I think I should stop predicting what would happen to the band, my friends and to me in years to come. 'Cause what I've have been predicting come true. All of them. & this is certainly not a lie.
I have been hoping all my life that I won't have to go through fighting & settling things with them. Once is definitely fine with me. But going through it over & over again, they can absolutely fuck their own dumbshit mouths.
I apologise for the tons of vulgarities that I will use for this blog entry.
Firstly, I totally know that the confrontations or rather, meeting.....Okay, whatever we wanna call it. It was redundant TO THE MAX. 'Cause I am sure that the people present there knew "WHERE THE PROBLEM LIES" actually. So, why must they talked 'bout other rubbish stuff. In case you all not know, "they" refer to this 'superior' group in the band a.k.a the ELITES. Oh so they had label themselves.
Okay, I gonna be damn bitchy here. I am so straightforward that I can hurt others as well. Sorry. Anyway, so much for calling themselves that. Especially when every single one of them have no conscience, awareness & LOTSA self-reflections before they open their dumbshit mouths to comment 'bout anything & everything under the sun.
To think that we are afraid of them & so there's plenty of "SEGREGATION OF FATS" btn the "COMMITTE & MEMBERS"? Omg. Can't they just say straight to the point & not gay around the bush & fuck others with all what they had caused in the band.
The rest of us are so much happier 'cause we mix around with each other, bond so well with one another. & don't they realise that they are the ones "SEGREGATING" away from the rest of the band members? Where have all their brains gone to? Now, "THERE'S WHERE THE PROBLEM LIES."
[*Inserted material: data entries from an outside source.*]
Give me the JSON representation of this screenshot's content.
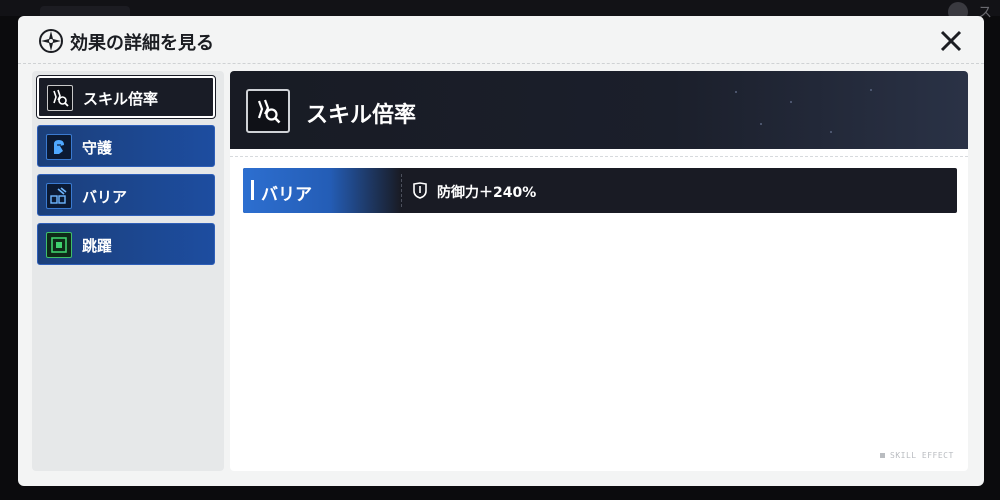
{
  "background": {
    "right_text": "ス"
  },
  "modal": {
    "title": "効果の詳細を見る",
    "close_icon": "close-icon"
  },
  "sidebar": {
    "items": [
      {
        "label": "スキル倍率",
        "icon": "skill-multiplier-icon",
        "active": true
      },
      {
        "label": "守護",
        "icon": "guard-icon",
        "active": false
      },
      {
        "label": "バリア",
        "icon": "barrier-icon",
        "active": false
      },
      {
        "label": "跳躍",
        "icon": "leap-icon",
        "active": false
      }
    ]
  },
  "content": {
    "title": "スキル倍率",
    "icon": "skill-multiplier-icon",
    "effects": [
      {
        "label": "バリア",
        "icon": "shield-icon",
        "value": "防御力＋240%"
      }
    ],
    "watermark": "SKILL EFFECT"
  },
  "colors": {
    "accent_blue": "#2d6fd0",
    "tab_blue": "#1d4da0",
    "dark_panel": "#191b24",
    "modal_bg": "#f3f4f4"
  }
}
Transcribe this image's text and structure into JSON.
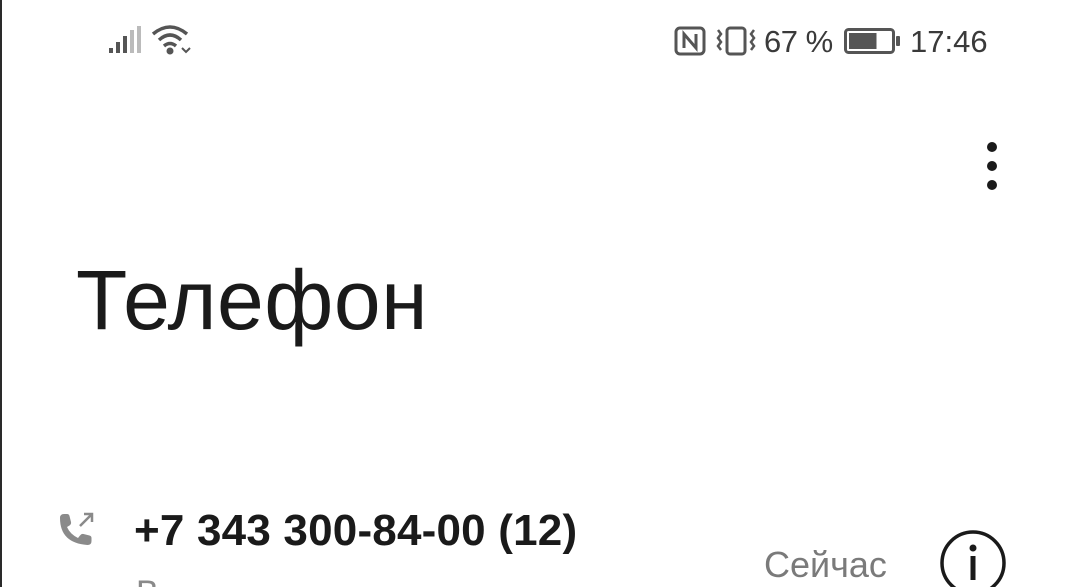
{
  "status_bar": {
    "battery_percent": "67 %",
    "battery_level": 0.67,
    "time": "17:46",
    "icons": [
      "signal-icon",
      "wifi-icon",
      "nfc-icon",
      "vibrate-icon",
      "battery-icon"
    ]
  },
  "toolbar": {
    "more_icon": "more-vert-icon"
  },
  "page": {
    "title": "Телефон"
  },
  "call_log": [
    {
      "number": "+7 343 300-84-00 (12)",
      "subtitle": "В...",
      "time": "Сейчас",
      "direction_icon": "outgoing-call-icon",
      "info_icon": "info-icon"
    }
  ]
}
All the bullshit all of them had done during announcements & speaking up are totally redundant & amusingly, funnily crappy. They love twisting their words around their gay & ugly mouths, & made others the guitly ones. What's up with that? Seriously, they can do whatever they want in the band, & the rest of us can't? & for them to hate whoever whom mixing with me is totally damn childish.
The members I mix with are absolutely innocent & sure, their brain cells are extremely working 24/7. Unlike theirs. So, no point cursing them, putting them down & making fun of them all the time. The one who should be pushed around is ME. 'Cause I caused all this to happen. If it isn't for me, the situation of the band will be totally different.
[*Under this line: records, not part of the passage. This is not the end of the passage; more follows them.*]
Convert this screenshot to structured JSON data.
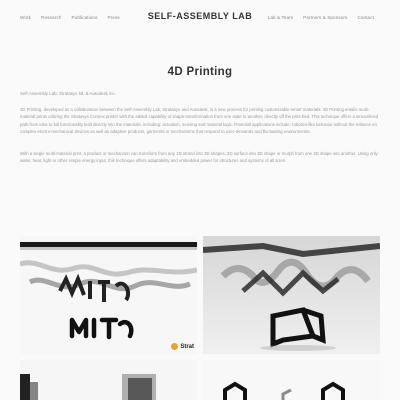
{
  "header": {
    "brand": "SELF-ASSEMBLY LAB",
    "nav_left": [
      "Work",
      "Research",
      "Publications",
      "Press"
    ],
    "nav_right": [
      "Lab & Team",
      "Partners & Sponsors",
      "Contact"
    ]
  },
  "article": {
    "title": "4D Printing",
    "credit": "Self-Assembly Lab, Stratasys ltd. & Autodesk inc.",
    "paragraph1": "4D Printing, developed as a collaboration between the Self-Assembly Lab, Stratasys and Autodesk, is a new process for printing customizable smart materials. 4D Printing entails multi-material prints utilizing the Stratasys Connex printer with the added capability of shape-transformation from one state to another, directly off the print-bed. This technique offers a streamlined path from idea to full functionality built directly into the materials, including: actuation, sensing and material logic. Potential applications include; robotics-like behavior without the reliance on complex electro-mechanical devices as well as adaptive products, garments or mechanisms that respond to user-demands and fluctuating environments.",
    "paragraph2": "With a single multi-material print, a product or mechanism can transform from any 1D strand into 3D shapes, 2D surface into 3D shape or morph from one 3D shape into another. Using only water, heat, light or other simple energy input, this technique offers adaptability and embedded power for structures and systems of all sizes."
  },
  "gallery": {
    "image1_logo": "Strat",
    "image1_word": "MIT"
  },
  "colors": {
    "background": "#fafafa",
    "text_dark": "#333333",
    "text_muted": "#9a9a9a",
    "logo_accent": "#e8a23a"
  }
}
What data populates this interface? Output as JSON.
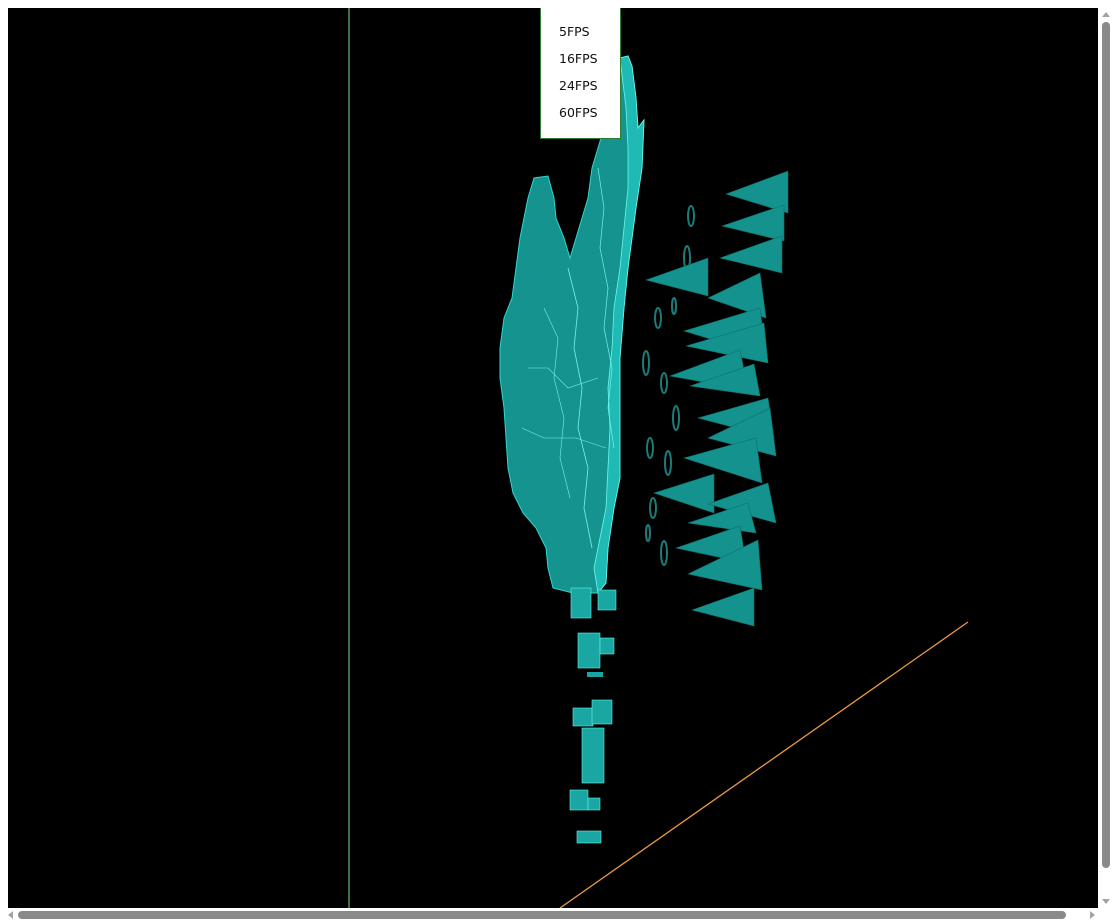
{
  "fps_menu": {
    "options": [
      {
        "label": "5FPS"
      },
      {
        "label": "16FPS"
      },
      {
        "label": "24FPS"
      },
      {
        "label": "60FPS"
      }
    ]
  },
  "scene": {
    "background_color": "#000000",
    "mesh_color": "#1aa7a3",
    "mesh_edge_color": "#5ef2ec",
    "vertical_axis_color": "#7ee07e",
    "diagonal_axis_color": "#e89a3c"
  }
}
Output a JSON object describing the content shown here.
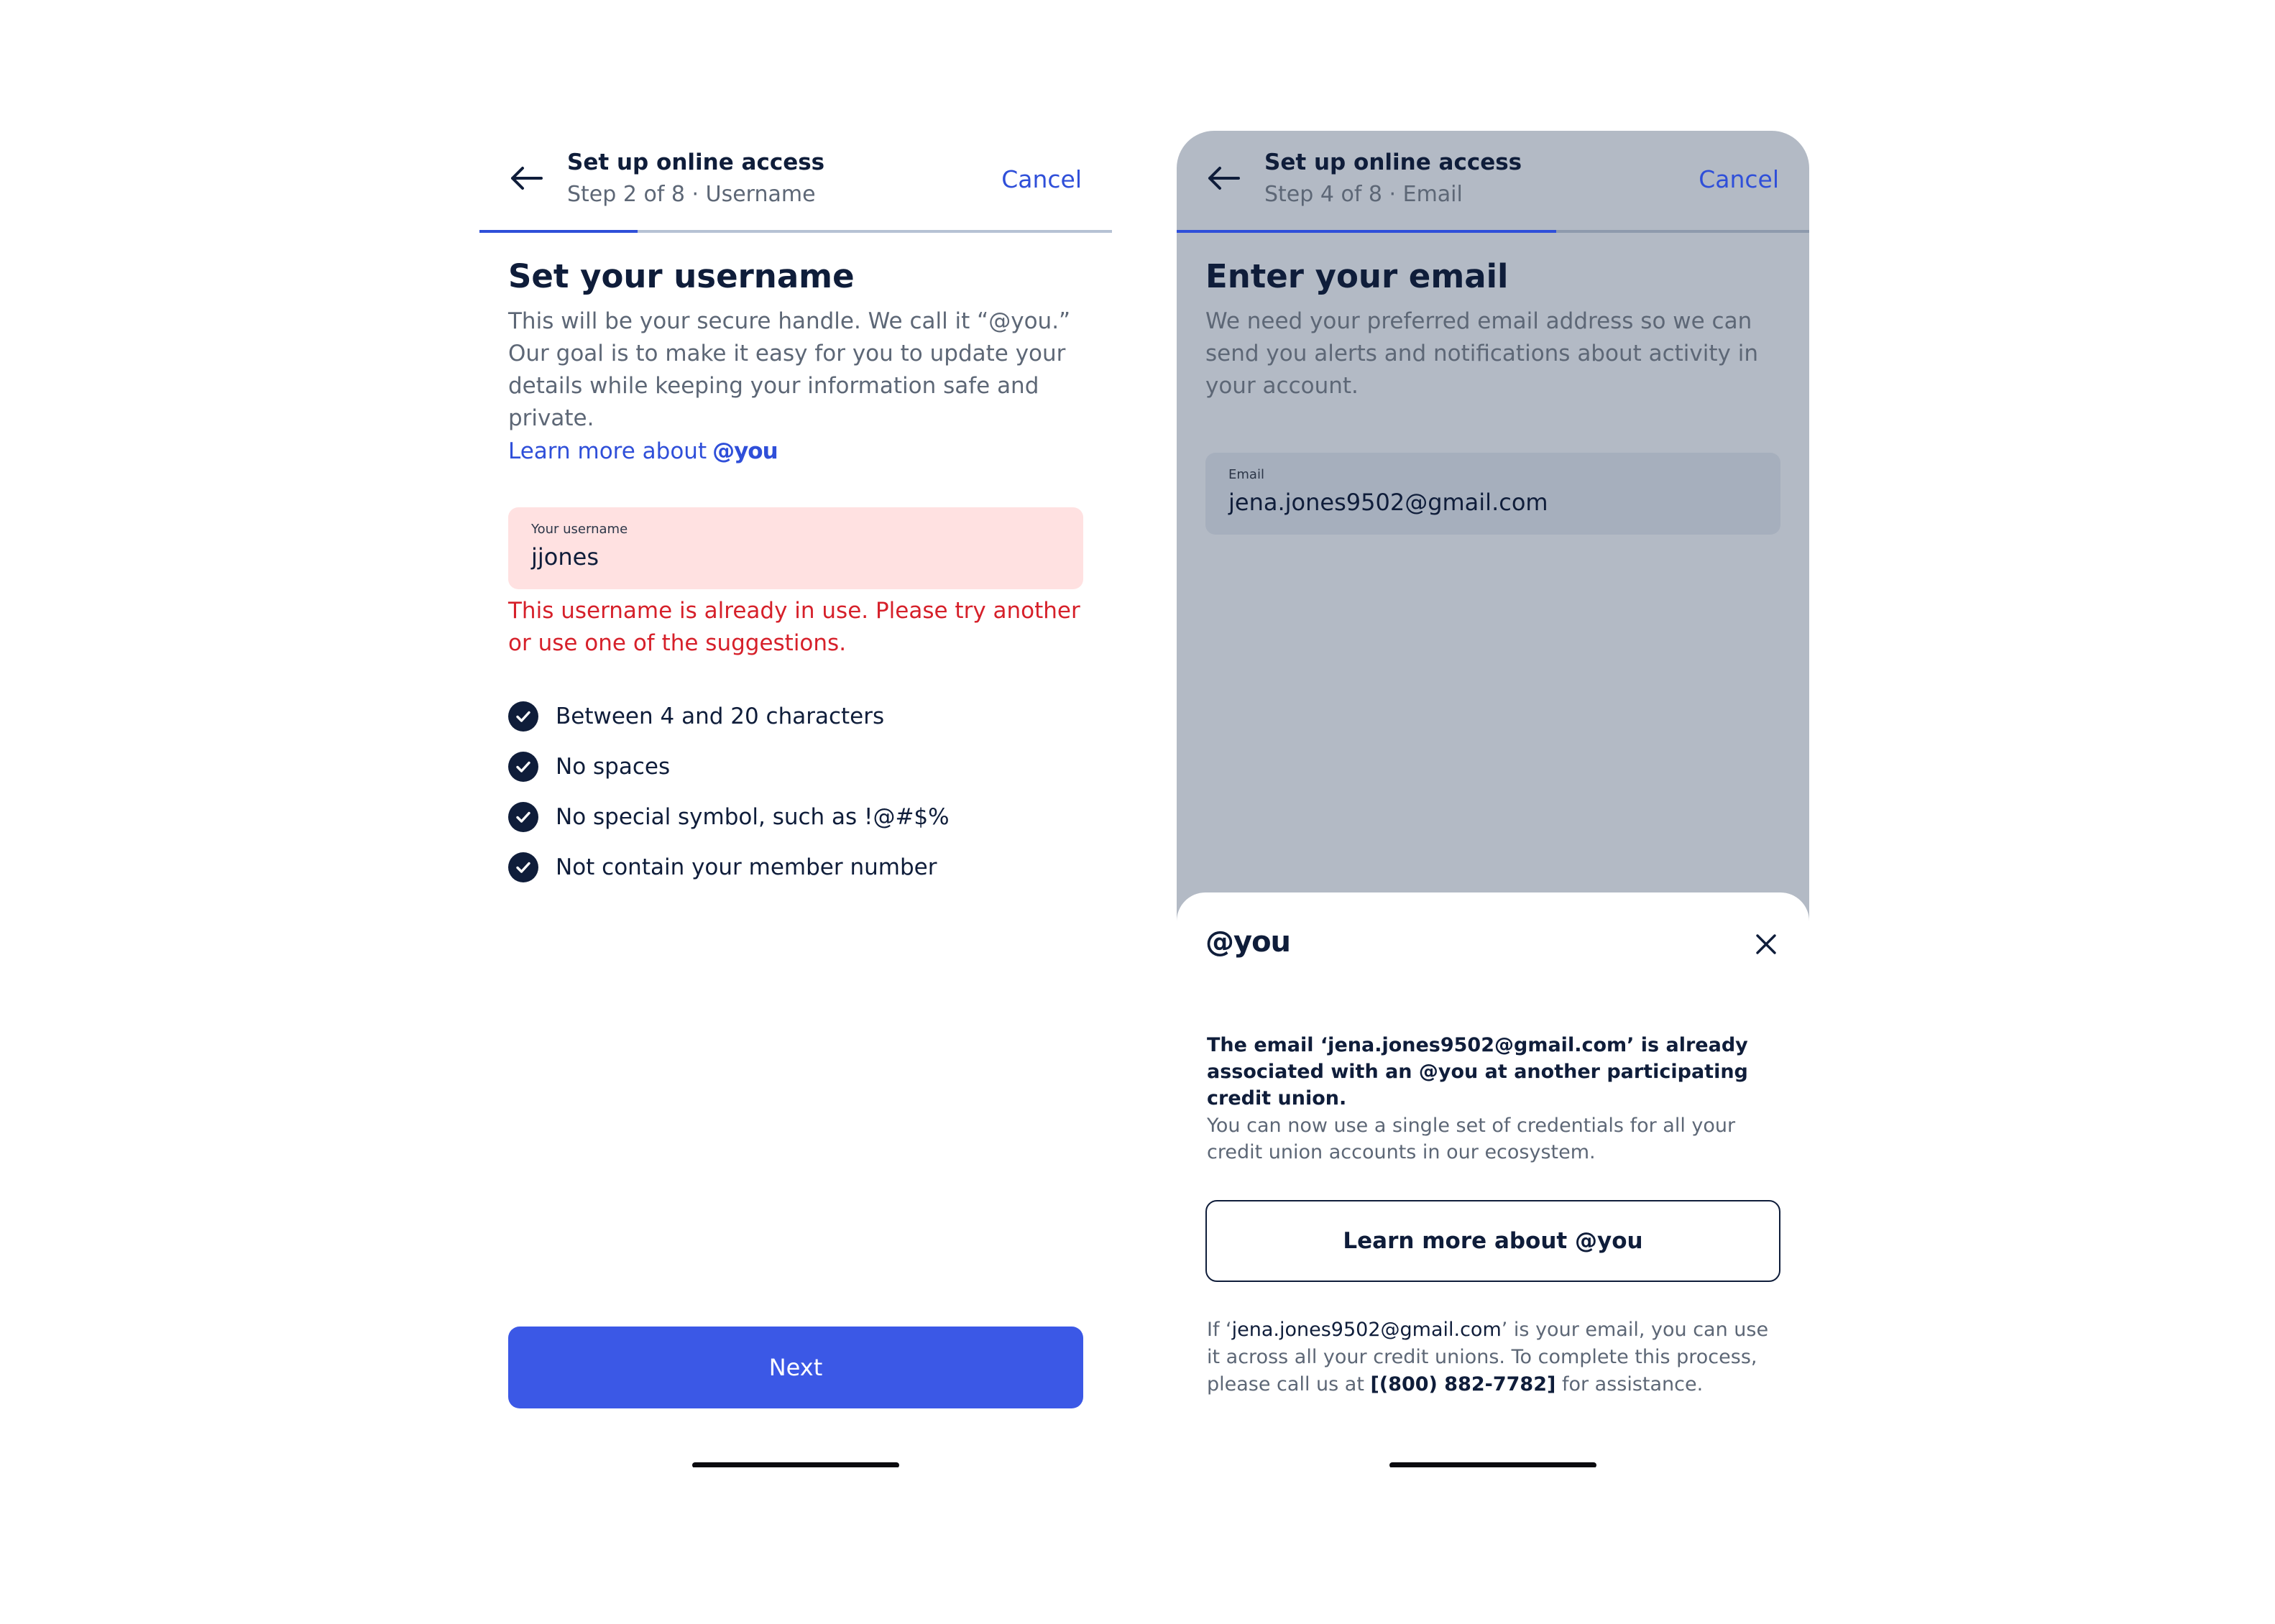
{
  "colors": {
    "accent": "#2f4fd9",
    "primary_button": "#3b58e6",
    "error": "#d6202a",
    "error_field_bg": "#ffe1e1",
    "dimmed_overlay": "#b3bac5",
    "text_dark": "#0f1d3a",
    "text_muted": "#5d6776"
  },
  "screen1": {
    "header": {
      "title": "Set up online access",
      "step": "Step 2 of 8 · Username",
      "cancel": "Cancel",
      "back_icon": "arrow-left-icon",
      "progress": 0.25
    },
    "title": "Set your username",
    "description": "This will be your secure handle. We call it “@you.” Our goal is to make it easy for you to update your details while keeping your information safe and private.",
    "learn_more": {
      "text": "Learn more about",
      "brand": "@you"
    },
    "field": {
      "label": "Your username",
      "value": "jjones"
    },
    "error": "This username is already in use. Please try another or use one of the suggestions.",
    "rules": [
      {
        "label": "Between 4 and 20 characters",
        "icon": "check-circle-icon"
      },
      {
        "label": "No spaces",
        "icon": "check-circle-icon"
      },
      {
        "label": "No special symbol, such as !@#$%",
        "icon": "check-circle-icon"
      },
      {
        "label": "Not contain your member number",
        "icon": "check-circle-icon"
      }
    ],
    "next_button": "Next"
  },
  "screen2": {
    "header": {
      "title": "Set up online access",
      "step": "Step 4 of 8 · Email",
      "cancel": "Cancel",
      "back_icon": "arrow-left-icon",
      "progress": 0.6
    },
    "title": "Enter your email",
    "description": "We need your preferred email address so we can send you alerts and notifications about activity in your account.",
    "field": {
      "label": "Email",
      "value": "jena.jones9502@gmail.com"
    },
    "sheet": {
      "logo": "@you",
      "close_icon": "close-icon",
      "message": "The email ‘jena.jones9502@gmail.com’ is already associated with an @you at another participating credit union.",
      "sub": "You can now use a single set of credentials for all your credit union accounts in our ecosystem.",
      "button": "Learn more about @you",
      "footer": {
        "prefix": "If ‘",
        "email": "jena.jones9502@gmail.com",
        "middle": "’ is your email, you can use it across all your credit unions. To complete this process, please call us at ",
        "phone": "[(800) 882-7782]",
        "suffix": " for assistance."
      }
    }
  }
}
Ignorance & avoidance from them are what I've done all this while. I am happy & satisfied with my decision of leaving that group. I am glad that I open my eyes & observe both sides of everything happening in the band. If I had not, I would havce suffered.
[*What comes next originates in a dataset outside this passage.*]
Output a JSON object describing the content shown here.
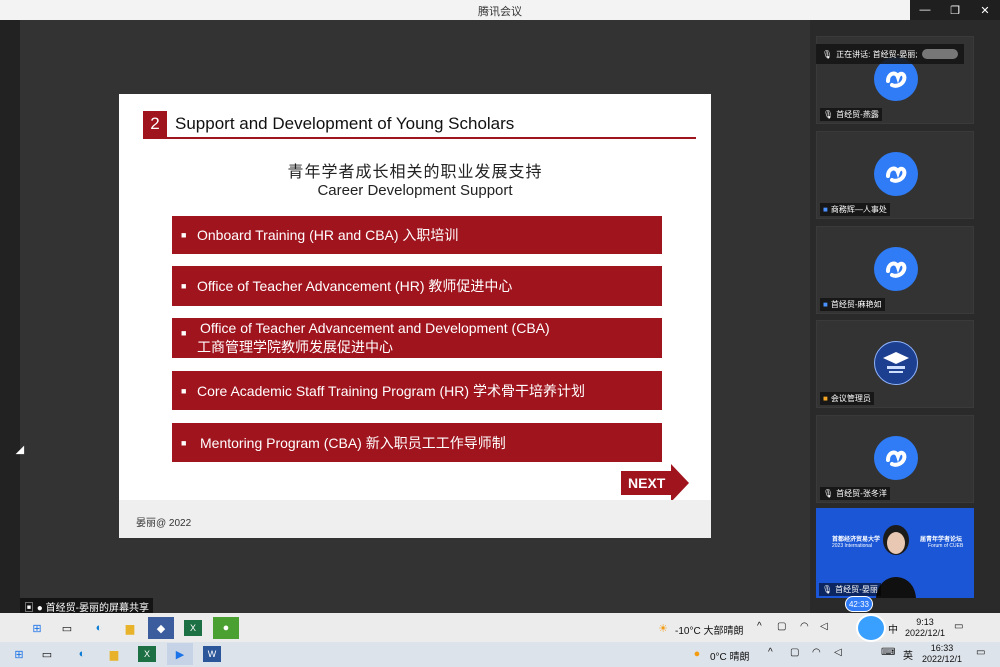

Yesterday what L had said 'bout me is totally redundant. Redundant like how he thinks 'bout every single thing. Uncovering tha past of "ALL THE HAPPY WE HAD SHARED" is like whattttttttt?????????? & the main problem lies is actually the conflict btn both of us. Not btn me & some other random ppl. That's my own problem for me to deall with all the random individuals. Who's he to question me all that? Off - focus!!!!!!!! No wonder he failed English.
I am glad that I am wise enough not to be trapped with all his "sweet words." I have been hurt ever since I forged friendship with L. It's not gonna happen again now. I'm moving on.
"Now I can see what kind of person you are now." Hah. Glad for L to know that. Wow. I've never realise that he totally observe me. It's just an honour. Seriously, I deserve more from that clique. Keep up the good job, but there's still LOTSA improvements.
Everyone, by now, should know what kind of person I am. If you give me that goddamn heck care attitude, you get bullshit from me. Eye for an eye. People don't deserve my respect if they don't watch what they say. & the way they stand in front of others to advise etc.
I really appreciate what the rest had done for me after that redundant, dumbshit meeting. Thanks. You guys made my day. I totally need the comforts ytd. "You deserve no friends at all." Well, I have good & the the bestest friends ever. They know that I won't open up & tell others my side of the story 'bout everything sensitive. It's my life & I'll deal with them on my own. I don't influence others to hate the people I'm having conflict with. All my friends have the freedom to decide & think. & L has no right to say that to me. Seriously, I'm wayyyyyyyyyyy better than every single one of them.
In fact, the majority is wayyyyyyyy better than the minority. It's not that all of us are against them. It's just that we are disgusted with their behaviours, the way they talk & their mannerisms towards others.
Apart from all these, I'm gonna selfish now. I totally made the right decision of quitting right after this concert. & I won't step into the band room ever again. Never. So now, I'm gonna try my best to help my section members. I have a nice caring section & I'm sure they will do perfectly fine without me. & if anyone thinks I'm qutting 'cause the ELITES, I'm certainly not. I'm quitting simply 'cause of my studies. That's my sole purpose of changing my course of study from MI to Poly. To excel academically. Not to be so caught up with band politics or whatsoever. I'm neglecting my musical talent but I won't regret my decision.